Essential questions to determine candidacy

  1. Is there a pattern to the hair loss?
  2. Is there greater than 50% hair loss in any part of the scalp?
  3. Does the scalp appear healthy?
  4. What is the quality and quantity of hair in the donor region?
  5. Is the hair loss unstable?
  6. Are there any medical or dermatologic conditions that could interfere with the surgery?

 

Caveats to avoid Misdiagnsosis

For all patients:

  1. Take a thorough general medical history.
  2. Take a thorough hair loss-specific history.
  3. Examine the entire scalp, both donor and recipient areas of both the hair and the scalp. In men, examine the nonscalp donor areas of the beard and body.
  4. Routinely use dermoscopy/densitometry.
  5. Have a high index of suspicion—get consultations/biopsies if anything unusual.

In each consultation, get a thorough current and past medical history to identify any conditions that could be contributing to hair loss or which could impact on surgery. A detailed history of the development and character of the hair loss must be obtained. When did the hair loss start? Is it now stable or worsening slowly or rapidly? Is there a family history of hair loss; if so, who and what patterns? What treatments have been used? Diagnoses by other doctors who were consulted.

Examine the entire scalp thoroughly. This means combing through the whole scalp while looking at the condition of the scalp and quality and density of the hair. During this examination, pay attention to miniaturization of hair (which is the hallmark of PHL), variations in density, scaling or redness of the scalp, and loss of follicular ostia and shininess. Is there gross evidence of hair loss? Note the degree of loss for each location. Is the loss patchy? Diffuse?

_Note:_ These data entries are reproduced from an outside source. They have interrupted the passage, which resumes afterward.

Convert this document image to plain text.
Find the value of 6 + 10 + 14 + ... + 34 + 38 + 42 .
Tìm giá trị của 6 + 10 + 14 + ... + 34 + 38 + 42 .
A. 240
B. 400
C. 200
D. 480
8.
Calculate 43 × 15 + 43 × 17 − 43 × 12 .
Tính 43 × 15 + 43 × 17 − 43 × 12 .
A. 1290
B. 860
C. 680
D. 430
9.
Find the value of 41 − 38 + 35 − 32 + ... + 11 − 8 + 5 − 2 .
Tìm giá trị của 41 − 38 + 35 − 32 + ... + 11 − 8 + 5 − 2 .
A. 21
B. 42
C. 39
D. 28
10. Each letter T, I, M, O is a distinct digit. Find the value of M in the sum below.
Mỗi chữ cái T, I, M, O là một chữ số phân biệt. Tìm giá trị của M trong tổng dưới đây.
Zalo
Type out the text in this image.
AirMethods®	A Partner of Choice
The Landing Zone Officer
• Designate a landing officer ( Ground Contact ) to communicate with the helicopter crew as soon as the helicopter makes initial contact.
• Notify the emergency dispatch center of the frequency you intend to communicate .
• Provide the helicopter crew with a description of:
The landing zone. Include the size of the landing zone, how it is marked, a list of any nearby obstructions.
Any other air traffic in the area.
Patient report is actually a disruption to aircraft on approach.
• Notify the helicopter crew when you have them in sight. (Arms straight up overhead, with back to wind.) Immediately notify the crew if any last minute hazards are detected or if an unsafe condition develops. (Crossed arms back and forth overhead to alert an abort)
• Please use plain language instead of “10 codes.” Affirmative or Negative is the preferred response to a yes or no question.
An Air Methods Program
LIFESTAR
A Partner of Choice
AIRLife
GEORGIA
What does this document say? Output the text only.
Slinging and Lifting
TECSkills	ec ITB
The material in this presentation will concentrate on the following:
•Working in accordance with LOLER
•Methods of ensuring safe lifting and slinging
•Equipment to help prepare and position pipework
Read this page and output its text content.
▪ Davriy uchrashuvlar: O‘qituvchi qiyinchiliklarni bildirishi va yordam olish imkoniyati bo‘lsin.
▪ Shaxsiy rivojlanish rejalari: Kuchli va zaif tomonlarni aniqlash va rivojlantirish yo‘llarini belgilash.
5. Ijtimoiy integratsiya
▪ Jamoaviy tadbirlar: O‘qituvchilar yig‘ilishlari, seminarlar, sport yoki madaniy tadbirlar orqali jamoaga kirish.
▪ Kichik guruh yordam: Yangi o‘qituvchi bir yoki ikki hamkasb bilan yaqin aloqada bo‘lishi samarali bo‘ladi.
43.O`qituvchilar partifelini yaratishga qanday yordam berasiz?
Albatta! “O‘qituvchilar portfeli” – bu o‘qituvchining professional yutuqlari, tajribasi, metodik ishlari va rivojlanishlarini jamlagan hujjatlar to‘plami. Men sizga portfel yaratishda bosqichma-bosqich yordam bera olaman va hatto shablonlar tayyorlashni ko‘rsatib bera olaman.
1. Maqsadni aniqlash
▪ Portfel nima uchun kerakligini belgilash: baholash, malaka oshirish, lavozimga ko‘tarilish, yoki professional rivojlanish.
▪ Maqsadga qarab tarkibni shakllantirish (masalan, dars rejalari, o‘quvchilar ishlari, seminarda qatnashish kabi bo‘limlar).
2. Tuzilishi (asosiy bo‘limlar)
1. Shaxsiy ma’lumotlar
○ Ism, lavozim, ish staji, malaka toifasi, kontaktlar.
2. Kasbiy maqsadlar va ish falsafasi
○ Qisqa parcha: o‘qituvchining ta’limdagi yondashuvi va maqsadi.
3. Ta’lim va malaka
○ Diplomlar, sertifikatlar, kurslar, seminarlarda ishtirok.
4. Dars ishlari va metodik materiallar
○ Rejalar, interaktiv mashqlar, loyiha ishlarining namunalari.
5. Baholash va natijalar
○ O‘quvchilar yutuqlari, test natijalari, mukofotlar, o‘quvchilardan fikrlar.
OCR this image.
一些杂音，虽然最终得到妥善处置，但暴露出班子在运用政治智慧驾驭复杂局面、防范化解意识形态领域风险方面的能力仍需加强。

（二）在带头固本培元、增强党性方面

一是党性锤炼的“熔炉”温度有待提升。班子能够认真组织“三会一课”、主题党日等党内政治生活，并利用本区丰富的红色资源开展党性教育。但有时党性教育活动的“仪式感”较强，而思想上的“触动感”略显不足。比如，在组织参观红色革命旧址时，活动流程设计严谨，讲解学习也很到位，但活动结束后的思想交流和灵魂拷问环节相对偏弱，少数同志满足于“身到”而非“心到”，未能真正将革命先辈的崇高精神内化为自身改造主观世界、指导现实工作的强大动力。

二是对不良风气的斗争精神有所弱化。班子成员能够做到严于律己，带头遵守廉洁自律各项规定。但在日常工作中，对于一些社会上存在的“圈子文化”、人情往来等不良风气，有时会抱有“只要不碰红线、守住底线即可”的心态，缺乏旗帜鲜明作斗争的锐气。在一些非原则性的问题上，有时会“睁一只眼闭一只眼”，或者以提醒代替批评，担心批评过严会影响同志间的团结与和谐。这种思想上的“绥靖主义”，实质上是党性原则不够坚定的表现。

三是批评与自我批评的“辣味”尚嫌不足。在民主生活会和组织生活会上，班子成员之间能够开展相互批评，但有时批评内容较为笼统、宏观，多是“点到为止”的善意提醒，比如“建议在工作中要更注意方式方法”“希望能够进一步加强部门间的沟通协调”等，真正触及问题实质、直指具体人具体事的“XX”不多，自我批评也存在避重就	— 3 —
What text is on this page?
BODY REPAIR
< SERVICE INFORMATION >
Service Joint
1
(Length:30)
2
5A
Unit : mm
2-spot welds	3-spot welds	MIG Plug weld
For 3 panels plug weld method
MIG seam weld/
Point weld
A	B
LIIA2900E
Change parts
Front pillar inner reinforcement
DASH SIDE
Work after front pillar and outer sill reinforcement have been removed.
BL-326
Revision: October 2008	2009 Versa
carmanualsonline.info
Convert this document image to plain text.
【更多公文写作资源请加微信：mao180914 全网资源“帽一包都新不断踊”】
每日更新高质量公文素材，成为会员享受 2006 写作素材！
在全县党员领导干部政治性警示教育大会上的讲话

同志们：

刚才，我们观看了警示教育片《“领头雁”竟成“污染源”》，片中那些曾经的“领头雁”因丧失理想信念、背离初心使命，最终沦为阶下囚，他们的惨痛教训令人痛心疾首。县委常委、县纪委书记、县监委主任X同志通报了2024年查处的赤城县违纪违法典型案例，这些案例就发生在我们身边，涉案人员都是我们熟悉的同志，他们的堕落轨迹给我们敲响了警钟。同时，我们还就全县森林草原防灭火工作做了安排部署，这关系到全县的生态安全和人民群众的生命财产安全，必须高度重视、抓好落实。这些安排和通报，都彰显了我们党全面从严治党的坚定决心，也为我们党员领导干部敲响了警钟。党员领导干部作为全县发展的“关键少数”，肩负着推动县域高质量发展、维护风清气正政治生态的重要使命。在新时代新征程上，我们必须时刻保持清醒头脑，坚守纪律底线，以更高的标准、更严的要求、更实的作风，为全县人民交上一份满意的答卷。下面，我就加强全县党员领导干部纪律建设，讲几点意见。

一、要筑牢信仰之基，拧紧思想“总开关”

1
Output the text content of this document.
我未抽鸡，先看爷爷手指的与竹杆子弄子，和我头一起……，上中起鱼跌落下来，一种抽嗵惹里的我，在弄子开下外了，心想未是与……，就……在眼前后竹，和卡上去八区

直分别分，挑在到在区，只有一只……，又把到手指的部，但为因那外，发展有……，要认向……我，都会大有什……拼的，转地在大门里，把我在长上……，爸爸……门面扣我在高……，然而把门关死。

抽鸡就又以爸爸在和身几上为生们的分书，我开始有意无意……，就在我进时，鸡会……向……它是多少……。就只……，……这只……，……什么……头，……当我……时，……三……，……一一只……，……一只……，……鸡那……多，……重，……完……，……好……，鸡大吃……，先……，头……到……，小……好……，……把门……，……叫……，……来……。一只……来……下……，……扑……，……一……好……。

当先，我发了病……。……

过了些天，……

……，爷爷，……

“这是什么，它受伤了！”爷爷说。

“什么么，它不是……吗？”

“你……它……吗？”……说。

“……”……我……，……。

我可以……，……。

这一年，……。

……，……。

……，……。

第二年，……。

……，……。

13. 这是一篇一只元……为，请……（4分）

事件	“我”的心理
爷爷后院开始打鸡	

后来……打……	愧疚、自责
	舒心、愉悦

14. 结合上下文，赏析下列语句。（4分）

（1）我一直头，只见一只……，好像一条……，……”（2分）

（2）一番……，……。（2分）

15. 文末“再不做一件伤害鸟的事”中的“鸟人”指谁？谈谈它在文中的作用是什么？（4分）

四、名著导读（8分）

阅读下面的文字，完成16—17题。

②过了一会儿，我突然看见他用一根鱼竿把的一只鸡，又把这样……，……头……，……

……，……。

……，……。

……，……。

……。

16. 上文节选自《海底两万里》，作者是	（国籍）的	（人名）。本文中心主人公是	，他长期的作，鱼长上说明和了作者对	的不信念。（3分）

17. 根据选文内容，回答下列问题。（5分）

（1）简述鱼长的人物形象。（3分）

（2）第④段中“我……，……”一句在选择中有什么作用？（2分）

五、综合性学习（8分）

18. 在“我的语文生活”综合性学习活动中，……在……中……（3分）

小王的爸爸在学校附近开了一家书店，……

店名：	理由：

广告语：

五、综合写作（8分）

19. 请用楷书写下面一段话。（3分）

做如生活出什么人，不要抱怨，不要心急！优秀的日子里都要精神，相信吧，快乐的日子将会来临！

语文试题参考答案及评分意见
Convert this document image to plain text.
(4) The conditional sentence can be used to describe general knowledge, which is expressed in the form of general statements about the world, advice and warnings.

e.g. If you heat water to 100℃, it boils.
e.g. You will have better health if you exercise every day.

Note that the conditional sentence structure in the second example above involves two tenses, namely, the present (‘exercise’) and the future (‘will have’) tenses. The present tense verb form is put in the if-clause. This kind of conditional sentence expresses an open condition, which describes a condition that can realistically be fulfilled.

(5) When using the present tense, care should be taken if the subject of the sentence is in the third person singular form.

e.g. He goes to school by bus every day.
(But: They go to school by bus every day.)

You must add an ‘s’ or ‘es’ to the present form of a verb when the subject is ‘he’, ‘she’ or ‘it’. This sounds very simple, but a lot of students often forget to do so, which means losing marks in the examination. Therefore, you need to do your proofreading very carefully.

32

Routinely use dermascopy/densitometry in both the recipient and donor areas to determine density and the degree of miniaturization, percentage of loss density, and further characterize any scalp findings.

Hair of 60 to 65 microns is considered fine hair, 65- 80 microns is considered medium hair, and greater than 80 microns is considered coarse hair. Less than 60 follicular units (FUs)/cm 2 in the donor region is considered low density.

If this examination shows only findings consistent with PHL, if the donor area is of good density and condition, and if the there are areas of sufficiently developed balding, hair transplantation can be undertaken.

On the other hand, if there are scalp findings or unusual patterns of hair loss and/or miniaturization in the donor area, further evaluation is needed before undertaking transplantation. This means possible biopsy and dermatology consultation.